A tree, usually 70°—80° but often 150° high, with a trunk generally 2°—3° but occasionally 5°—6° in diameter, slender much-forked branches frequently persistent nearly to the base of the stem, light orange-colored during their early years, somewhat pendulous below, ascending near the top of the tree, and forming a narrow pyramidal spire-topped head. Bark of the trunk rarely more than ¼′ thick, close and firm, light orange-brown and covered by small thin loosely appressed scales. Wood light, soft, not strong, close, straight-grained and easily worked, not durable, light yellow or nearly white, with thin lighter colored sapwood; occasionally manufactured into lumber; also used for railway-ties, mine-timbers, and for fuel.

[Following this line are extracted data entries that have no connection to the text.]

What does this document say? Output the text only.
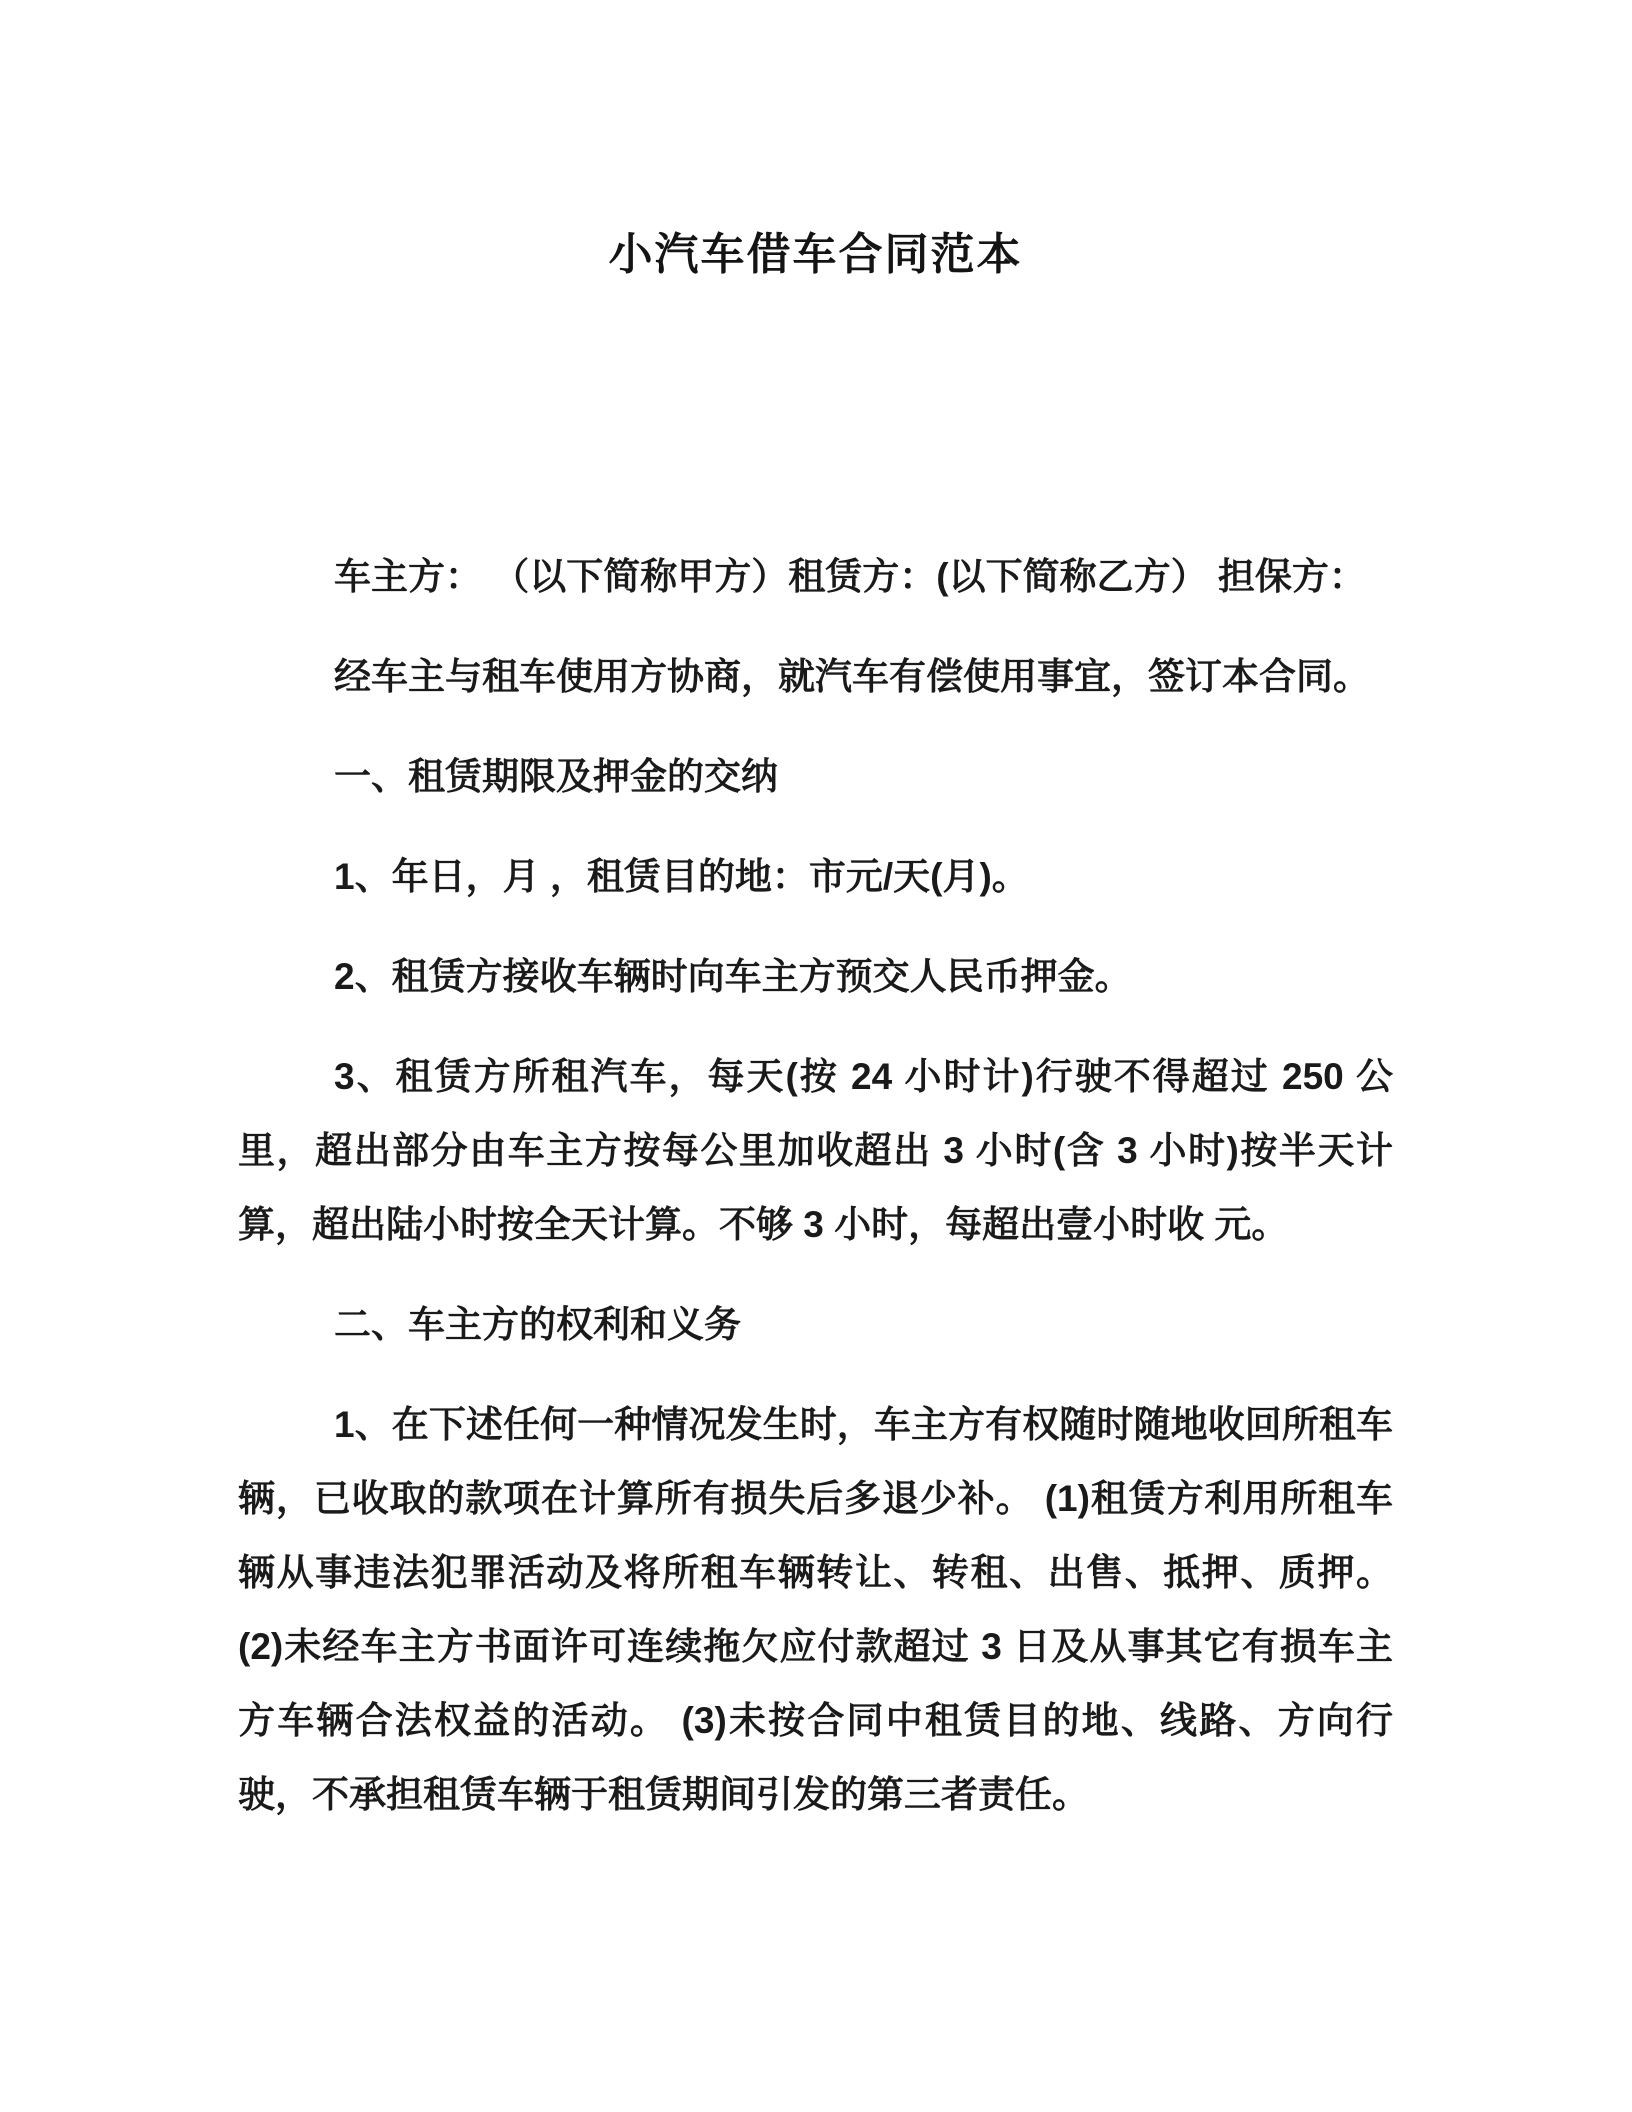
小汽车借车合同范本

车主方： （以下简称甲方）租赁方：(以下简称乙方） 担保方：

经车主与租车使用方协商，就汽车有偿使用事宜，签订本合同。

一、租赁期限及押金的交纳

1、年日，月 ，租赁目的地：市元/天(月)。

2、租赁方接收车辆时向车主方预交人民币押金。

3、租赁方所租汽车，每天(按 24 小时计)行驶不得超过 250 公里，超出部分由车主方按每公里加收超出 3 小时(含 3 小时)按半天计算，超出陆小时按全天计算。不够 3 小时，每超出壹小时收 元。

二、车主方的权利和义务

1、在下述任何一种情况发生时，车主方有权随时随地收回所租车辆，已收取的款项在计算所有损失后多退少补。 (1)租赁方利用所租车辆从事违法犯罪活动及将所租车辆转让、转租、出售、抵押、质押。(2)未经车主方书面许可连续拖欠应付款超过 3 日及从事其它有损车主方车辆合法权益的活动。 (3)未按合同中租赁目的地、线路、方向行驶，不承担租赁车辆于租赁期间引发的第三者责任。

Distribution. Common on the Yukon hills in the valley of the Yukon River; on the interior plateau of northern British Columbia and eastward to the eastern foothills of the Rocky Mountains, covering with dense forests great areas in the basin of the Columbia River; forming forests on both slopes of the Rocky Mountains of Montana; on the Yellowstone plateau at elevations of 7000°-8000°; common on the mountains of Wyoming, and extending southward to southern Colorado; the most abundant coniferous tree of the northern Rocky Mountain region; common on the ranges of eastern Washington and Oregon, on the mountains of northern California, and southward along the Sierra Nevada, where it attains its greatest size and beauty in alpine forests at elevations between 8000° and 9500°; in southern California the principal tree at elevations between 7000° and 10,000° on the high peaks of the San Bernardino and San Jacinto Mountains; on the upper slopes of the San Pedro Mártir Mountains, Lower California.